What is dull but you can make money with, which will probably be around in some form five years from now too (backend programming of micro-services with a popular JVM language)
What exciting things are coming into being now which might have some jobs or interesting applications now, or perhaps a lot more in a few years (training and using deep learning models).
Crypto nowadays is mostly a scam which began unwinding over a year ago. Probably best to ignore it, its day is past.
Quantum computing is interesting but it's such early days that you can put off reading about it this year if you're overwhelmed.
ML and big data have had a lot of interesting applications this year. GPT, Stable Diffusion, DALL-E. I can do some pretty cool things on my workstation with Stable Diffusion that was not able to do five months ago. If you have time to look into something new this would be it.
As I said, there's modern but dull and not much new innovation things, which there is steady work and money in like React front end programming, or JVM Microservice backend programming, or whatever. There are also things like deep learning which are going from innovation to innovation, which is exciting and may open up a whole new field (Stability AI just got $100 million in funding, although things are so new, they only started putting their hiring team together last month - they're mainly recruiting recruiters right now).
The best way of coping is a JOMO (joy of missing out) and moderation. You don't need to know everything and you surely don't need to spend all your time trying to. It's okay to not know. That's the beauty of life.
1. What problem is this trying to solve?
2. What are the strengths / weaknesses?
Usually you don't have to go very deep to get a feel for these questions. I figure that if I know these things, then in future if I encounter a problem where tech X is useful I can go learn the details. If I never do, I can at least prioritize within whatever free time/energy I have for additional side learning.
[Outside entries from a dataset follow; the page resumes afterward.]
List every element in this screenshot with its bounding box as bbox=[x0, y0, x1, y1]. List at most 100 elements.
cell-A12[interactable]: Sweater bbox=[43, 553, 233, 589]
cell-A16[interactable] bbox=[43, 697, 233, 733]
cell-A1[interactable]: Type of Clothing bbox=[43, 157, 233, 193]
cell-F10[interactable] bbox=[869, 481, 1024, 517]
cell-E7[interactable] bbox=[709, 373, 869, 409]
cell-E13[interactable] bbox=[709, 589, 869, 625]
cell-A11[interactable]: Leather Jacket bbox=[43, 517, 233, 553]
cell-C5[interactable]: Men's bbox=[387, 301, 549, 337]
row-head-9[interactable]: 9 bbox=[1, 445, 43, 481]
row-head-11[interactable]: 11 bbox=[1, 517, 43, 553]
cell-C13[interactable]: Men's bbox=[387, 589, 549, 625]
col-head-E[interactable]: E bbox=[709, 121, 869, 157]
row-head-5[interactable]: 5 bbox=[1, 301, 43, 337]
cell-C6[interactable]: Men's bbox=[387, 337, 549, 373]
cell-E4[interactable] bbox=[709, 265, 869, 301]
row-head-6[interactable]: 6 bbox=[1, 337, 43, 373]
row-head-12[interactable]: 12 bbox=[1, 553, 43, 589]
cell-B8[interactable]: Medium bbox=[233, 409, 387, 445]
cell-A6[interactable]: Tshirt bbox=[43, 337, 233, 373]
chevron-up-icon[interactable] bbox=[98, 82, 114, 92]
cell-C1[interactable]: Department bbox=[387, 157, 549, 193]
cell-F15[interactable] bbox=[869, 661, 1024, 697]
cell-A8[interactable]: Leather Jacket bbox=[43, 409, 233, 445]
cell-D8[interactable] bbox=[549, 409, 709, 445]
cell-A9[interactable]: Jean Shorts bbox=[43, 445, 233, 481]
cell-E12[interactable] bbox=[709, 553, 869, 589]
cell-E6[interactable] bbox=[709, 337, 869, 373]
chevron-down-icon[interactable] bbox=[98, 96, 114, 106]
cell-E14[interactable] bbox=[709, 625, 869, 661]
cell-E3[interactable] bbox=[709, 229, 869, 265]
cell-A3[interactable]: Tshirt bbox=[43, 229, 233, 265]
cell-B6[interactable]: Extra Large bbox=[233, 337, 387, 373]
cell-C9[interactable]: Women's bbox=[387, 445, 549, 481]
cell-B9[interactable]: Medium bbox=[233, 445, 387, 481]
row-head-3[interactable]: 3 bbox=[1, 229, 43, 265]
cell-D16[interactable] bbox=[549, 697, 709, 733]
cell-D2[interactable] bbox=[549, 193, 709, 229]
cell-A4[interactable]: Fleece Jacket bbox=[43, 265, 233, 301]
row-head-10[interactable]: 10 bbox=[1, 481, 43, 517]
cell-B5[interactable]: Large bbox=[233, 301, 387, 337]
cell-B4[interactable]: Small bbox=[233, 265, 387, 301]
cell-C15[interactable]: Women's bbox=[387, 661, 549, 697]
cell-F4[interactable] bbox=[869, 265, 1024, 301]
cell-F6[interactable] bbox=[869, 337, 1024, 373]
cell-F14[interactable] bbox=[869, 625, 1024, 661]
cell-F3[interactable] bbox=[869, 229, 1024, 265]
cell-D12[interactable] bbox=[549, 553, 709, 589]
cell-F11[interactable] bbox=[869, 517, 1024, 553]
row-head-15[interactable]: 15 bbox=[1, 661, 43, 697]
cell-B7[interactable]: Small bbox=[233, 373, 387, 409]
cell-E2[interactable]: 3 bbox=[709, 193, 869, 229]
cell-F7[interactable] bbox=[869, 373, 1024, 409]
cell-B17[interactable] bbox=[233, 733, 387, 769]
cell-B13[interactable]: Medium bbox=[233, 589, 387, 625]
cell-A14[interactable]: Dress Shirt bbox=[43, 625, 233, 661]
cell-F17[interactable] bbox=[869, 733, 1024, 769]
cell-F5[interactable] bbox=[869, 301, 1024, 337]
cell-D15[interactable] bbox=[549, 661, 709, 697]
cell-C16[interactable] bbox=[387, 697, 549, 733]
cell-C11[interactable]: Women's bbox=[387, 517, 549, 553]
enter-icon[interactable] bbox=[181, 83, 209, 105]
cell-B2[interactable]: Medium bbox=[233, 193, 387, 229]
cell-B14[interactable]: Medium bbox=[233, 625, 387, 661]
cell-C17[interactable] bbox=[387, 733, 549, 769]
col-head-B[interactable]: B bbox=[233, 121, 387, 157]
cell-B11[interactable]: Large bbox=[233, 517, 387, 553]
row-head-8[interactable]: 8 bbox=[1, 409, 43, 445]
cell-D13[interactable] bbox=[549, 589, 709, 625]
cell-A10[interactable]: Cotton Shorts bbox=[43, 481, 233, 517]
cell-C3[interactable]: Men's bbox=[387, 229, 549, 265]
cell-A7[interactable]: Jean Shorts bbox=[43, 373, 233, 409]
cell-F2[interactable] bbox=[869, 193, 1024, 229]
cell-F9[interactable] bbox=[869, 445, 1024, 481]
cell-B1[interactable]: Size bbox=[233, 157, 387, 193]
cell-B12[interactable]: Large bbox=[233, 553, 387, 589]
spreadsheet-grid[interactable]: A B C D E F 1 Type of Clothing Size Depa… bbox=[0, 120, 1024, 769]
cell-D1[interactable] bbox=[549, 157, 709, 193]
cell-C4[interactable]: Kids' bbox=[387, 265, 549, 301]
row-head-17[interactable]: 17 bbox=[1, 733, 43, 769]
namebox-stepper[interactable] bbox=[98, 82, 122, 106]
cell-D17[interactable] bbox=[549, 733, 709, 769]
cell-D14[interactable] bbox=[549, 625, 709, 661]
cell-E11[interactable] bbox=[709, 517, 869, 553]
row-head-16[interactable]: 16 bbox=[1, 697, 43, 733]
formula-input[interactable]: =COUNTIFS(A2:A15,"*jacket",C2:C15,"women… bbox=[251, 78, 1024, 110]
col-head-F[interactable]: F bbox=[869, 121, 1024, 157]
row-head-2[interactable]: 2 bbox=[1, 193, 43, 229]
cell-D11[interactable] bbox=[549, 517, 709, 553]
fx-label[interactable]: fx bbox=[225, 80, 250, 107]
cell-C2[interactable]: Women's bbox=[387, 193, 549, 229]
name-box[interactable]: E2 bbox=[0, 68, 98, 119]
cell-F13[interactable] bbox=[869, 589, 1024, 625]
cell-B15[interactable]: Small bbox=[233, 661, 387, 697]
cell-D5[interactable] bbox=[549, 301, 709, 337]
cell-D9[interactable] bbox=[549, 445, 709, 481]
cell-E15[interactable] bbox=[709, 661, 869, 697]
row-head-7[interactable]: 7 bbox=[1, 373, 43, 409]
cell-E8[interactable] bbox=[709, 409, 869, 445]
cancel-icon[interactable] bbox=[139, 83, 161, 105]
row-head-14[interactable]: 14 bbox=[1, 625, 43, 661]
As an example, for quantum computing the problem it's solving is surprisingly hard to identify. Breaking (some) cryptographic algorithms is the classical example, but that's not a problem I plan to try and solve anytime soon. Other use cases tend to be vague - ML is often mentioned but actual players in the AI space don't seem to be investing into QC much. Quick eval result: pass for now until use cases become clearer.
What about ML? Many useful problems that can be solved with that - anything where you can't easily express an algorithm to solve a problem but one may be learnable by example. Strengths: capable of doing things no other technique can do. Weaknesses: requires lots of clean(ish) data, advanced ML may need specialists, training/inference can be expensive, finding ways to actually apply it to business problems is remarkably tricky due to its capacity for random failure and difficulty in coming up with fixes for that, which doesn't fit the needs of most automation projects ... but can be OK if you can predict fast enough to speed up a human who's already in the loop, or if mistakes are cheaply correctable. The exact details of how it works? I enjoy reading about it. There's a good article on the GPT-3 DNN architecture on the HN front page right now actually, but it's just some casual hobby learning. I don't feel stressed if I don't grok all the details right now because it's not necessary to do so.
In other words, focus on knowing the outlines of these topics and learning when/how to apply them, then forget the rest. That doesn't take as much time as you'd expect.
These two simple questions seem like a great approach and one I will take in future, appreciate your sharing it.